Aquellas Navidades de chimenea

Piso de arriba en la casa de Uceda

Hace frío en el piso de arriba de la casa del pueblo. La casa de la abuela. La chimenea lleva apagada años, con restos de cenizas que recuerdan ese calor entrañable que desprendía en las noches de invierno, con toda la familia alrededor y sus ojos puestos en las llamas y la madera carbonizada.

Eran otras Navidades. El único foco de calor en el invierno meseteño se encontraba junto a la chimenea, a muy pocos centímetros de ella. Si te alejabas tres metros ya sentías frío, y si bajabas un piso para cambiarte de ropa o coger un libro la temperatura ambiente podía bajar 15 grados de golpe. Si tu intención era acostarte entre las frías sábanas, corrías el riesgo de sufrir un corte de respiración mientras te desvestías, y un paro cardiaco cuando ya por fin te atrevías a meter los pies en ese congelador llamado cama. Las botellas de agua caliente eran imprescindibles para calentar unos lechos que no entraban en calor ni con cinco mantas encima, una sobre otra. Pero el acto de heroísmo por excelencia era ir al cuarto de baño, cuya ventana daba a la dehesa y dejaba entrar un aire tan sano como gélido y cortante. La tiritona estaba asegurada.

En el piso de arriba la abuela, bien arrebujada con su toquilla, mantenía viva la llama con las tenazas y el soplador. Su cuerpo menudo se encogía todavía más, cerquita de las brasas, y dejaba pasar el tiempo con la mirada perdida en el fuego crepitante. La abuela se soltaba cuando echaba la mirada atrás y recordaba los años de la guerra en Madrid, con apenas 20 años a sus espaldas, y pasaba más hambre que un maestro de escuela, comparación que siempre estaba en su boca, y que hoy queda ya un poco desfasada. Contaba cómo su madre y ella se veían obligadas a comer la piel de las patatas para no morirse literalmente de hambre. Esos recuerdos reactivaban su cabeza y entonces se convertía en una máquina de contar historias increíbles, a los oídos de un adolescente en la década de 1980, sobre los rigores de la guerra, los "paseos", los bombardeos, el hambre, las penurias y todo tipo de miserias, y grandezas, humanas.

Lo más fácil era dar algún que otra cabezazo frente a la chimenea, cuando la conversación decaía y el calor se dejaba notar ya en las mejillas y orejas de todos. Entonces ponías todo tu empeño en retrasar la hora de acostarte. Solo pensar en salir de ese foco de calidez y adentrarte en la frialdad inhumana del piso de abajo te originaba un escalofrío inmediato.

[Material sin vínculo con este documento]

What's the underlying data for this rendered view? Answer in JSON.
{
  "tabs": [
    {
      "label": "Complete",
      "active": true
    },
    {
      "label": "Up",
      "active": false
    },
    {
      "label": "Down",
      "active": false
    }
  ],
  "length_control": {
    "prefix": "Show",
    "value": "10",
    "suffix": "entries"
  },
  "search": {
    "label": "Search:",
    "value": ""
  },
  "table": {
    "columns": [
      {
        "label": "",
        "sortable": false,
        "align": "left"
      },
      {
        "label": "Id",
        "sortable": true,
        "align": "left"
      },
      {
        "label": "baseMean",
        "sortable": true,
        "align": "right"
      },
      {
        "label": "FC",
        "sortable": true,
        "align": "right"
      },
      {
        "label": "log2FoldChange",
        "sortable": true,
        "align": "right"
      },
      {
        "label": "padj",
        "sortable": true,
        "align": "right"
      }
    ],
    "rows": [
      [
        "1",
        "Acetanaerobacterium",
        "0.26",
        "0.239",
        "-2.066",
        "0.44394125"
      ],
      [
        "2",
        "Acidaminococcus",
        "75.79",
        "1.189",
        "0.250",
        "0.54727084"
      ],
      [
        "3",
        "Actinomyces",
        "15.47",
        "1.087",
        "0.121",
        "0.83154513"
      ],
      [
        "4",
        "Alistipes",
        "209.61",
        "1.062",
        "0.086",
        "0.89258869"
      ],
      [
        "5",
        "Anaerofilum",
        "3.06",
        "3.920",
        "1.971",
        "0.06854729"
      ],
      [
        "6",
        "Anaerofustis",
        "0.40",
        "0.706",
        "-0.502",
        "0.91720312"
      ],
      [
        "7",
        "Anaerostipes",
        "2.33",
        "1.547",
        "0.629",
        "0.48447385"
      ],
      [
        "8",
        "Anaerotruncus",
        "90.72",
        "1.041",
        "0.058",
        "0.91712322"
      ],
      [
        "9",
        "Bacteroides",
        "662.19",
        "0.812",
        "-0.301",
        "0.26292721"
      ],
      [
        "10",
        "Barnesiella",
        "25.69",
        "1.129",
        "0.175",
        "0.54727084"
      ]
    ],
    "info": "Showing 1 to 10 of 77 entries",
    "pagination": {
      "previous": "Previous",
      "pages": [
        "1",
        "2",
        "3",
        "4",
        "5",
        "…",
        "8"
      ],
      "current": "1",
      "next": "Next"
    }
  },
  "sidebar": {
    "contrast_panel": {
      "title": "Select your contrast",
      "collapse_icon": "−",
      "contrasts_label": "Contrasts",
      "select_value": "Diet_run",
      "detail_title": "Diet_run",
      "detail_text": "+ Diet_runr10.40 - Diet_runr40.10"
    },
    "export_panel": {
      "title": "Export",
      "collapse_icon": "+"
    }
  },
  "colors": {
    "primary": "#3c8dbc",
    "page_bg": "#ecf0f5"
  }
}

Eran unas vacaciones diferentes, en la tranquilidad y paz del pueblo. El día empezaba tarde, la pereza te invadía en la cama, que por fin había entrado en calor. Solo cuando oías las voces de tus hermanos más madrugadores te animabas a dar un brinco, mientras los más dormilones parecían inmersos en un sueño bendito y profundo, pese a ser quizás ya las 10 de la mañana. 

Tenías por delante un día entero para pasarlo bien y ser feliz. Mi padre ya se había encargado de preparar una excursión al pantano, a la montaña, a un pueblo cercano... o a recoger piñas para luego avivar mejor el fuego de la chimenea. Durante mucho tiempo fuimos a un paraje concreto cercano al Atazar. Mi padre, mi madre, mis hermanos y yo nos desplegábamos en busca de piñas, mientras al fondo el pantano, con trazos de neblina, parecía un espejo gris. Ya cansados de recoger los frutos secos de los pinos, llegaba la parte más emocionante de la excursión, cuando mi padre nos llevaba a lugares recónditos, bajando por la ladera de la montaña, hasta llegar a un riachuelo de agua fría y pura, salida de las mismas entrañas del bosque, que bajaba despavorida para encontrarse con el pantano.

Así pasaban los días y las vacaciones navideñas, largas, familiares y con esa felicidad auténtica que solo se encuentra en las cosas sencillas de la vida. 

Esta Nochebuena hemos vuelto a reunirnos casi todos. Ya no está mi padre. Tampoco mi abuela. Y estos días no nos juntamos alrededor de la chimenea del pueblo, con conversaciones tranquilas e interminables. Pero seguimos siendo una familia, más numerosa, con más niños, cuñados y cuñadas. Y mi madre en el centro. Brindamos por la salud de todos. Mucha salud. Y también por el trabajo y el amor.

PD. Durante la noche leí varios mensajes de felicitación: Que pases una noche muy feliz con la gente que más quieres. Y pensé en ti, una vez más, porque no estabas.